In order to align to Repeat consensus sequences, the RepBase consensus sequences for thirty repetitive elements (B1_SINE, ERVB7 1-I MM (EtnERV2/MusD), IAP-d, IAPEY3_I, IAPEY_I, IAPEY_LTR, IAPEY3_LTR, IAPEZI, IAPLTR1_Mm, IAPLTR2_Mm, IAPLTR3, IAPLTR3_I, IAPLTR4, IAPLTR4-I, L1MdA_I, L1MdF_I, L1MdGf_I, L1MdTf_I, First 234 bases of GSAT_MM (Major_satellite), MMERGLN_I, MMERGLN_LTR, MERVL, MERVL_LTR, First 120 bases of SATMIN (Minor_satellite), MMERVK10C, RLTR10C, RLTR27_MM, RLTR6_MM, RLTR6I_MM, RLTRETN_MM, RSINE1 were combined into a microgenome.

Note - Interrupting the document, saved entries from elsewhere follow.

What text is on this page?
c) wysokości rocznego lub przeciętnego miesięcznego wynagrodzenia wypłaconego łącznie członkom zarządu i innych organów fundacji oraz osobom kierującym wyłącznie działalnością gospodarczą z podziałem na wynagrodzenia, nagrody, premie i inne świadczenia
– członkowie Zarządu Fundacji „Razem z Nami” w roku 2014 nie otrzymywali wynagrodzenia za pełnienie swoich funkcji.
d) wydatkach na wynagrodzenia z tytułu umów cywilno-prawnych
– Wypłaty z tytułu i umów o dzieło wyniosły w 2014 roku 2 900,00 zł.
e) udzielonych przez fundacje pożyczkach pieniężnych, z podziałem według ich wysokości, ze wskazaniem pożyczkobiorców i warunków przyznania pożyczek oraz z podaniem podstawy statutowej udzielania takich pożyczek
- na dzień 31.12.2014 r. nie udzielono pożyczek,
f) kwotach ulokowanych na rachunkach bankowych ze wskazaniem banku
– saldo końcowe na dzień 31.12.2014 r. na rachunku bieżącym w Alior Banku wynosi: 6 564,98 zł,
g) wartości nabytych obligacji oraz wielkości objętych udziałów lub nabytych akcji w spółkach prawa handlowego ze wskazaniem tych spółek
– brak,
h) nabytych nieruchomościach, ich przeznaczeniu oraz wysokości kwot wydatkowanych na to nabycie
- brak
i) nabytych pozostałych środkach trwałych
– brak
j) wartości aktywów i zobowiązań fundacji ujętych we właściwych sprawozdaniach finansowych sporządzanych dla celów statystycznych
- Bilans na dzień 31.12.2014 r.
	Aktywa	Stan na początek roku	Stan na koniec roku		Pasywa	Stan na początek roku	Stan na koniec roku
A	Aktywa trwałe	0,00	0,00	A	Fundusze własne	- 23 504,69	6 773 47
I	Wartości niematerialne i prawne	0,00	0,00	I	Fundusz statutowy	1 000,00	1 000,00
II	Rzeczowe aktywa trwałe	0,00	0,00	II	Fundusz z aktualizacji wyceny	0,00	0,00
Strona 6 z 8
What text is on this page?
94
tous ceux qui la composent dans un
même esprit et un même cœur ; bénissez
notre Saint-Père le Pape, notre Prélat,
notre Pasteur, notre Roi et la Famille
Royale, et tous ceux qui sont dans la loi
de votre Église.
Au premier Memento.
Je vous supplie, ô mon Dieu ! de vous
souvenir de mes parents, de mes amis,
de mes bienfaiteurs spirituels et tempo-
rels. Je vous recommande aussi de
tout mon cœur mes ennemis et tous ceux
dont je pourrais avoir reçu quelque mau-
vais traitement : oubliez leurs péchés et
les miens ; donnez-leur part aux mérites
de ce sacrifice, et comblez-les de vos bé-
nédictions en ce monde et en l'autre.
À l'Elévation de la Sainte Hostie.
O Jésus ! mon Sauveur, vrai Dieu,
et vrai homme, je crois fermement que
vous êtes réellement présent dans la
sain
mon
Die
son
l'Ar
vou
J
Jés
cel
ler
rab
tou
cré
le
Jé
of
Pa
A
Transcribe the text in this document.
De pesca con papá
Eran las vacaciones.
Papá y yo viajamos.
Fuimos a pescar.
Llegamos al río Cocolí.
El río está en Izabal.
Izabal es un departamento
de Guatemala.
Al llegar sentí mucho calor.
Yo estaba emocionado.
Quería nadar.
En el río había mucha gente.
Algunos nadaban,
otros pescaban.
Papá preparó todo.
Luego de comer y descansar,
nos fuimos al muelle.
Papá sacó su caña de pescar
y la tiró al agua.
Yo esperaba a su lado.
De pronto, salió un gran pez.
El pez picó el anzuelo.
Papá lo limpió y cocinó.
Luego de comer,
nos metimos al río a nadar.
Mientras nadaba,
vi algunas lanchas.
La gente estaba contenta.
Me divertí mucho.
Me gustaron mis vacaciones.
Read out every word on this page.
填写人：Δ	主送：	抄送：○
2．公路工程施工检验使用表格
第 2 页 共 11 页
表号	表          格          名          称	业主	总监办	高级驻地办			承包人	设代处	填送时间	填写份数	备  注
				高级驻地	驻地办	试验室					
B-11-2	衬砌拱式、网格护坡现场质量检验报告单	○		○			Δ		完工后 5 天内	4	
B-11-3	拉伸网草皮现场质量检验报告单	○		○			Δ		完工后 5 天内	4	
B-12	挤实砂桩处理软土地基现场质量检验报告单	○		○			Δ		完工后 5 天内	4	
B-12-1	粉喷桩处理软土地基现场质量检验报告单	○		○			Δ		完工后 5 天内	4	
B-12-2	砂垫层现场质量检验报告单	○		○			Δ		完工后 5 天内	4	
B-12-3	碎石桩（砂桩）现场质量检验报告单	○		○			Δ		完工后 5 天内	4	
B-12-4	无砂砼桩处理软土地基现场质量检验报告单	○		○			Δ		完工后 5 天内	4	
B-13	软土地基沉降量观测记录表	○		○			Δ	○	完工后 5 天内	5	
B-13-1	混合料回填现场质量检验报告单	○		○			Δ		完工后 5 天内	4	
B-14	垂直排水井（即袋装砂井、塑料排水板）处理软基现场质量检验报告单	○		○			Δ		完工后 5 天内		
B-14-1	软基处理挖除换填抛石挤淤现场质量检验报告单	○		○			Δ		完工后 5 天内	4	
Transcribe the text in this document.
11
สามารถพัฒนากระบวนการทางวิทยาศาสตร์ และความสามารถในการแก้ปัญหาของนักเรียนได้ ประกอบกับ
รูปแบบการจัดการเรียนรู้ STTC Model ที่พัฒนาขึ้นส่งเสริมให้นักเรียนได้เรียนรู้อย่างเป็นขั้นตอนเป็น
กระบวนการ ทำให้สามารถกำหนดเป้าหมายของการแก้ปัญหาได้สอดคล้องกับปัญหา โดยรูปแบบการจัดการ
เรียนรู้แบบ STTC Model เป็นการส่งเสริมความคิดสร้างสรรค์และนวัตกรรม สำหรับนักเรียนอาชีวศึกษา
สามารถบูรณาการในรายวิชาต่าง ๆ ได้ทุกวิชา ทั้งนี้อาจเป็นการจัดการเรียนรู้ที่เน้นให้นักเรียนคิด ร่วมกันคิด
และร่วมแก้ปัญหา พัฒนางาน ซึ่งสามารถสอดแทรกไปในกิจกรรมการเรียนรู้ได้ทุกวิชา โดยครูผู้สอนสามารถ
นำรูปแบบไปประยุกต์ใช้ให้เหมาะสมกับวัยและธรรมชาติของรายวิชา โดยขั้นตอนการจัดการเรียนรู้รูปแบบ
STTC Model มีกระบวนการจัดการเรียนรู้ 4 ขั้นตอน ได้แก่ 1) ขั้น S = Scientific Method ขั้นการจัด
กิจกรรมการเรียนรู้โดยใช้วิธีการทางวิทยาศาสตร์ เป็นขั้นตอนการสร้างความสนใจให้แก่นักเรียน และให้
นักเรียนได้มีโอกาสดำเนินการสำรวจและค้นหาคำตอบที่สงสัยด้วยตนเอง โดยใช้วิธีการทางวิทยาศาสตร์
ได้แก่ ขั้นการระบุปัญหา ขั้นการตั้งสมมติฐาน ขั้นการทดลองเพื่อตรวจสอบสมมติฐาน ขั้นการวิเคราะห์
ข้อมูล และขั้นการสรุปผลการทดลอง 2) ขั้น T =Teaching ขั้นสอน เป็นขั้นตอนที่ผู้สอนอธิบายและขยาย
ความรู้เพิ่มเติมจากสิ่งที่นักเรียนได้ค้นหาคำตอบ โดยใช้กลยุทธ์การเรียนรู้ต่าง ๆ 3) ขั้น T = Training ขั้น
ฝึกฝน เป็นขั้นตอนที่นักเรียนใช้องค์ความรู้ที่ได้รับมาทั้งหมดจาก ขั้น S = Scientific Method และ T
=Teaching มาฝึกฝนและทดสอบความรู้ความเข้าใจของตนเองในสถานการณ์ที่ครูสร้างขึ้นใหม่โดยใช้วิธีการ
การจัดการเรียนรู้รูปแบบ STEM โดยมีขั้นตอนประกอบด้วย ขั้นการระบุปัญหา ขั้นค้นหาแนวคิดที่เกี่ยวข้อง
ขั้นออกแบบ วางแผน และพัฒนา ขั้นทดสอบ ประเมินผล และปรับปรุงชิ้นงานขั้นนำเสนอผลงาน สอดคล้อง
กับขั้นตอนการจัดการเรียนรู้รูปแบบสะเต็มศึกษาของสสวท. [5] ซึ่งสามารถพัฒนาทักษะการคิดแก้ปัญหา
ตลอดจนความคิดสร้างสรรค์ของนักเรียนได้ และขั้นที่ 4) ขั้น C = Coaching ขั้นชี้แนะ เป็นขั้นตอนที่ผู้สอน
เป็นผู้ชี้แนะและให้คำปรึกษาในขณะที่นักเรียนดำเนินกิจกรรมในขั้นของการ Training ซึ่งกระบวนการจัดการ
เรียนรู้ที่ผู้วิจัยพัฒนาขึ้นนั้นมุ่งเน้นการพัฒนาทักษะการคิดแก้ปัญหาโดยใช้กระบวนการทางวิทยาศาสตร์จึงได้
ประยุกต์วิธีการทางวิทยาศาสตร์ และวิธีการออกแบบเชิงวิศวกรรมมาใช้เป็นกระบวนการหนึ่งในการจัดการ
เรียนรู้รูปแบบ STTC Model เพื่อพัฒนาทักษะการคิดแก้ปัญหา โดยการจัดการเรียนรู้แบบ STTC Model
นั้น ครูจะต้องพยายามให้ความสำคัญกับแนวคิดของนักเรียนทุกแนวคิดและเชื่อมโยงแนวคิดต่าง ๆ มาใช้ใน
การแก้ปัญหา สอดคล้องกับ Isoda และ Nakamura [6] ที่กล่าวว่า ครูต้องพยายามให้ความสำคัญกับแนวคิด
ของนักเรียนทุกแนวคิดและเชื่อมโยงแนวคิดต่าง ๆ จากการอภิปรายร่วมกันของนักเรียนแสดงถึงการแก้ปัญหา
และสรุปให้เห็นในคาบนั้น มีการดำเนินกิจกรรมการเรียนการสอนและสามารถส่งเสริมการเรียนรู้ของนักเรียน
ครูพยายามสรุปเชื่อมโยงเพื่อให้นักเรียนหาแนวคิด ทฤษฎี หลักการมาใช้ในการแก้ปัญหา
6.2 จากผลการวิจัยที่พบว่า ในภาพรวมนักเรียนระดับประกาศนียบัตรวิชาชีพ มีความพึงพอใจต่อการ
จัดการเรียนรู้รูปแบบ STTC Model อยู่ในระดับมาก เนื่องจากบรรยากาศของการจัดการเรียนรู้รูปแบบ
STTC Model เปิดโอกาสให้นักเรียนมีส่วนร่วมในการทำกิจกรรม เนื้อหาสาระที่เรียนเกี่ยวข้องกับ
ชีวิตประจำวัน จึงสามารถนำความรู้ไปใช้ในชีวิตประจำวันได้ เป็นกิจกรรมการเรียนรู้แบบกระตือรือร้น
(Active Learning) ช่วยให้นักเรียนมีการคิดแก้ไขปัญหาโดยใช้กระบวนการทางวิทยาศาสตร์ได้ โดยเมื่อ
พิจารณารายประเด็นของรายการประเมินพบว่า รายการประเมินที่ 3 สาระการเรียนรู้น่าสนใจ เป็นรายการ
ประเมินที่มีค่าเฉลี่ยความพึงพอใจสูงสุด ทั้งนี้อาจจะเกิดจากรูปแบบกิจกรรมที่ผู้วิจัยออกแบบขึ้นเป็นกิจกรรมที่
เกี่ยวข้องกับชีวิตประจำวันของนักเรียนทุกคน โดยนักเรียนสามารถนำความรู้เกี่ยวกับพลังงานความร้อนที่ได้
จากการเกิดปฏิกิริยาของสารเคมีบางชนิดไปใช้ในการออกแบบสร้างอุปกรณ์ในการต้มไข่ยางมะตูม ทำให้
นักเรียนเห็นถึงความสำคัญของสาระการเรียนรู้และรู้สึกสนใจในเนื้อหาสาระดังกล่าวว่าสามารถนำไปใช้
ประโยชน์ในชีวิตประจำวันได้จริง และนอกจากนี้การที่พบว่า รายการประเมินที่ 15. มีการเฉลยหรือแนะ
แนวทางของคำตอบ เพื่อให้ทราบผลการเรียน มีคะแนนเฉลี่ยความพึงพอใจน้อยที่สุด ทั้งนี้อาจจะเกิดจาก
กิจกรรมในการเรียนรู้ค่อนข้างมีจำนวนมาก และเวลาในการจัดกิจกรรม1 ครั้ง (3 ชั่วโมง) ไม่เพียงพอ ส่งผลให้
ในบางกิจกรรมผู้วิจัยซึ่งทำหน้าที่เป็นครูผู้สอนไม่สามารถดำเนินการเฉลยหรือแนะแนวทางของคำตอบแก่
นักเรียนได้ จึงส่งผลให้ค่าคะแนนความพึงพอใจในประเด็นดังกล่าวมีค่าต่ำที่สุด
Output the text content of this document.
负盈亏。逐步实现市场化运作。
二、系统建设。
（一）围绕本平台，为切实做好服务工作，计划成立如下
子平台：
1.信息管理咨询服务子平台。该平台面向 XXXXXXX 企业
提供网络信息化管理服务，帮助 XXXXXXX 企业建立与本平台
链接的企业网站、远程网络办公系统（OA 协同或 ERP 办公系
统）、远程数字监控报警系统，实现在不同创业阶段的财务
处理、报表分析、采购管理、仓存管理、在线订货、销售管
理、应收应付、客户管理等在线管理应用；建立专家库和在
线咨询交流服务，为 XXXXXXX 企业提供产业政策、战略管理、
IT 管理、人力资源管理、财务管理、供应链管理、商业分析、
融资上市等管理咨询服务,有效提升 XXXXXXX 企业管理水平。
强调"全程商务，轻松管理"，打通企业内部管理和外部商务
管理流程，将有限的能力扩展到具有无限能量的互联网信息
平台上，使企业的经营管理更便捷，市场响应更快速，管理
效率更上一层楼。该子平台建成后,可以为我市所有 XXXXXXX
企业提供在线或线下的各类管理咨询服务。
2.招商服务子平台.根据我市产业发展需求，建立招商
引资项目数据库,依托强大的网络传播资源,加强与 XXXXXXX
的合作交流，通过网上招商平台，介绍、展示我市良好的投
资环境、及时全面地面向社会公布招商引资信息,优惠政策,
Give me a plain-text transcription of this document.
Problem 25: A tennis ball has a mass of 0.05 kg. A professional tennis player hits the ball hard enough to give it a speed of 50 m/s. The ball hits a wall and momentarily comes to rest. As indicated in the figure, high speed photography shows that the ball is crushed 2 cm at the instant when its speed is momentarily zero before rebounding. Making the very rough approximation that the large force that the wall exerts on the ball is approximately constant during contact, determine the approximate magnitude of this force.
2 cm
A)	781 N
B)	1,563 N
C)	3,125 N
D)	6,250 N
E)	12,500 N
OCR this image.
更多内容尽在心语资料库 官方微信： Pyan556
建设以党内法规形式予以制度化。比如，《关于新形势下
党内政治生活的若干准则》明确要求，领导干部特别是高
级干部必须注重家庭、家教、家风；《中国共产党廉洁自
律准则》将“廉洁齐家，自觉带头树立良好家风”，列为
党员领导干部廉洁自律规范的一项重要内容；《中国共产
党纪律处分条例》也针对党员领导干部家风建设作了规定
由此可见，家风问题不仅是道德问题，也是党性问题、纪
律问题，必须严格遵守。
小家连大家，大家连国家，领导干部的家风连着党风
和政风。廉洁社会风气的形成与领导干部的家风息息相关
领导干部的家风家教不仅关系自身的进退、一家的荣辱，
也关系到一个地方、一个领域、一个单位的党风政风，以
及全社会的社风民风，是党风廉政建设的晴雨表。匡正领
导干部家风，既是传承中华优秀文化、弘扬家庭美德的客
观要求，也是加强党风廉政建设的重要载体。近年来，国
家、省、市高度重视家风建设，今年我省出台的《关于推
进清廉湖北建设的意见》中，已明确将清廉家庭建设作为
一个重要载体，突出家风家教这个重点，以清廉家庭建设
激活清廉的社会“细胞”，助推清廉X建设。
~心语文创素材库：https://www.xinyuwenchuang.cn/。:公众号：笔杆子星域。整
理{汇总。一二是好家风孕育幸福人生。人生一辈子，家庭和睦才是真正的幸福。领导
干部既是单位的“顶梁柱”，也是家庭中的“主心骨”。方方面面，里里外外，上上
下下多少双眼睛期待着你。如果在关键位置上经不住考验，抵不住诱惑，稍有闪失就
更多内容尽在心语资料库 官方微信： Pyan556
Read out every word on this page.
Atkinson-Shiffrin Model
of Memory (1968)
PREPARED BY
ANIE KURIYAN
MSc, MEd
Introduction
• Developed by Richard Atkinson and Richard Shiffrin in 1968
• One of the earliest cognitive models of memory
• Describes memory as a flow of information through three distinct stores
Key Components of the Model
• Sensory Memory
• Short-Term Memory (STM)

Then, whole genome bisulfite sequencing reads were mapped to the microgenome using BSMAP⁴⁹ allow up to 1 multiple hits [−w 1], map to two forward possible strands [−n 0] and allow 2 mismatches [−v 2]. Methylation levels were determined by #C/(#C+#T). The methylation levels at each CG site was calculated.

Small RNA sequencing

Sequence adaptors were removed using a custom designed dynamic programming algorithm that recognizes both exact and inexact matches and the trimmed reads were aligned to the mm9 genome following a custom suffix array based procedure⁵⁰. Reads with lengths greater than 24 nt were considered for piRNA analysis. Based on alignment coordinates, the reads were annotated as derived from exons, introns, transposons and other repeats according to the genome annotation obtained via UCSC Genome Bioinformatics⁵¹. Reads that had multiple valid alignments were annotated based on ten alignments selected at random, and the majority annotation was assigned as the final annotation. In case of ties, annotation was picked based on a fixed hierarchy principle⁵⁰. Sense or antisense annotation was assigned to piRNA reads with the respect to the strandedness of an underlying genomic feature. If a piRNA read contained U in position 1, such piRNA was considered as primary, while presence of A in position 10 defined secondary piRNAs.

ChIP-seq analysis

Previously published ChIP-seq data²⁸ was obtained from GSE38165 in Gene Expression Omnibus. Reads were mapped to the mm9 genome using Bowtie by allowing up to two mismatches, and only retaining reads that mapped to one location in the genome. Reads mapping to the same location were collapsed into one read. For all analyses, the data were normalized to total number of mapping reads in the library

ATAC-seq analysis

Data were collected using 50bp paired end sequencing on a HiSeq. In keeping with established methodologies³⁰, reads were aligned to mm9 using Bowtie⁵² with the parameters −X2000 and −m1. The −X2000 parameter allows the fragments less than 2kb to align and only unique aligning reads were collected (−m1). Duplicated reads were removed with samtools (rmdup function)⁵³. Previous results show that for Tn5 transposase, the transposon binds as a dimer and insert two adaptors separated by 9bp⁵⁴. Thus, all reads aligned to the + strands were offset by +4bp, and all reads aligned to the – strands were offset by −5bp.